A United Nations body has demanded that Israel pay restitution for the shelling of a UN compound in the southern Lebanese village of Qana in 1996.
The 1996 shelling of Qana also known as Qana massacre took place on April 18, 1996 near Qana, a village in Southern Lebanon, when the Israel Defense Forces fired artillery shells at a United Nations compound. Of 800 Lebanese civilians who had taken refuge in the compound, 106 were killed and around 116 injured. Four Fijian United Nations Interim Force in Lebanon soldiers were also seriously injured.
The attack occurred amid heavy fighting between the Israel Defense Forces and Hezbollah during Operation Grapes of Wrath. A United Nations investigation later stated it was unlikely that the Israeli shelling was a technical or procedural error, which was based on video evidence showing that an Israeli drone was spying on the compound before the shelling. Israel at first denied spying on the compound but changed its version of the story after the video was made public. Israel categorically rejected the findings of the UN report concerning the incident.

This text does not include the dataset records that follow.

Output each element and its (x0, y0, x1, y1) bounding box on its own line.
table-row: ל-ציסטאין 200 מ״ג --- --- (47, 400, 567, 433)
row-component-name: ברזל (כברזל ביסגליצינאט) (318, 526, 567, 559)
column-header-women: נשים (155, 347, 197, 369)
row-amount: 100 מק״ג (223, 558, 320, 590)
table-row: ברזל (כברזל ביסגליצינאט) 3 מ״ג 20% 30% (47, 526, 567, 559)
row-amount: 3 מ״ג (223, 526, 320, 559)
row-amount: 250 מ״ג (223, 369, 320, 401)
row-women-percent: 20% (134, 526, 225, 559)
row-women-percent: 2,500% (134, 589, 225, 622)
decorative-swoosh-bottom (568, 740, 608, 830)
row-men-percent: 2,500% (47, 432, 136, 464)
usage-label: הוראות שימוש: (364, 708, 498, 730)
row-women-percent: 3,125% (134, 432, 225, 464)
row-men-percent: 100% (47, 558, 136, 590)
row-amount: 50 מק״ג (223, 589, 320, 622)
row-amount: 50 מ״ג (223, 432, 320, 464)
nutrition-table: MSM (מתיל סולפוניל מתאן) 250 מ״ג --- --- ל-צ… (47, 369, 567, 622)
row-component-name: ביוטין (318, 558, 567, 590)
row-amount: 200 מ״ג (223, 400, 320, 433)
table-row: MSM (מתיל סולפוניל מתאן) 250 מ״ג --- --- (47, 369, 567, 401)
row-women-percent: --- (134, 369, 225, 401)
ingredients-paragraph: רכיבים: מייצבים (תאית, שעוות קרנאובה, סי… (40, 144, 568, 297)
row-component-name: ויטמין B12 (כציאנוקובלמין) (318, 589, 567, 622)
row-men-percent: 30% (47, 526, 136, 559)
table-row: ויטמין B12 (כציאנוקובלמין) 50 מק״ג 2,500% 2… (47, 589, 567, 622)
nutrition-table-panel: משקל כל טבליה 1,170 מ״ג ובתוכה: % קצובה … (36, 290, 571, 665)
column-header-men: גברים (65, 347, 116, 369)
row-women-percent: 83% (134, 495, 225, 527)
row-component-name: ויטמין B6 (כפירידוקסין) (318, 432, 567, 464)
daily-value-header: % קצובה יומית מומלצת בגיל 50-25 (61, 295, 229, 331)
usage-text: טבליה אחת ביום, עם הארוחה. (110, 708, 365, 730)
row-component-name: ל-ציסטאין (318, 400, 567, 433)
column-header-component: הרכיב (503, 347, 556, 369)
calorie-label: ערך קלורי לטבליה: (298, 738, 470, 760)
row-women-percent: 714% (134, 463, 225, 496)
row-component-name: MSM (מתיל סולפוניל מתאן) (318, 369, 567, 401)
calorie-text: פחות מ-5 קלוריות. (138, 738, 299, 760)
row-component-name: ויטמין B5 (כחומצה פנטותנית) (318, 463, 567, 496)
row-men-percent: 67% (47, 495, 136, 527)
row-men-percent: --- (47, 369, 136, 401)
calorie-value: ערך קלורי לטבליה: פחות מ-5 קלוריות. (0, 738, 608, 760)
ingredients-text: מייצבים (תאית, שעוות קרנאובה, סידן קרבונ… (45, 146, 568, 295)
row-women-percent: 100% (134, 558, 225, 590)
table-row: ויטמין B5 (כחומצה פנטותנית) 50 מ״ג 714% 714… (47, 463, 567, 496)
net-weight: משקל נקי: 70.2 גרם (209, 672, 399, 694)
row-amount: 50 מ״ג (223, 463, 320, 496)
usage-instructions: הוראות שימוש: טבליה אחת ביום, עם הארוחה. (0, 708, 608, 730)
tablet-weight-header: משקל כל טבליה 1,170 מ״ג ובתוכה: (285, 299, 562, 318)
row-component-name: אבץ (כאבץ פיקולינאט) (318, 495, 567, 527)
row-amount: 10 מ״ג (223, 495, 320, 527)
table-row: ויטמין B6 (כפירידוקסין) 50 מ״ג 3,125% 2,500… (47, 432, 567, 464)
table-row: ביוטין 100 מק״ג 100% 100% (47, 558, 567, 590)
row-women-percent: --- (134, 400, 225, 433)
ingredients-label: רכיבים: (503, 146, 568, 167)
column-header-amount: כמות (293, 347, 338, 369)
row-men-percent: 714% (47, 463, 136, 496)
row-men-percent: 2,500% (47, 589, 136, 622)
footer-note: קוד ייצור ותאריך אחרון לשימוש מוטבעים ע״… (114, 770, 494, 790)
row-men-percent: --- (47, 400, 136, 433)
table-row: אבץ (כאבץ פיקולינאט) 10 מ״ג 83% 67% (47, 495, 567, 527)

The Fifth Committee of the UN General Assembly, which is responsible for administration and monetary matters, has been urging Israel to pay compensation of $1.17 million. Israeli Ambassador to the UN Danny Danon said Israel is refusing the demand.
“Hezbollah terrorists were those who had attacked Israel and its civilians, while using the citizens of Lebanon as a human shield, and Israel is the one that ends up with a restitution demand,” said Danon.
“This is an absurd situation in which Israel is urged to pay for the war crimes of a terror organization,” he added.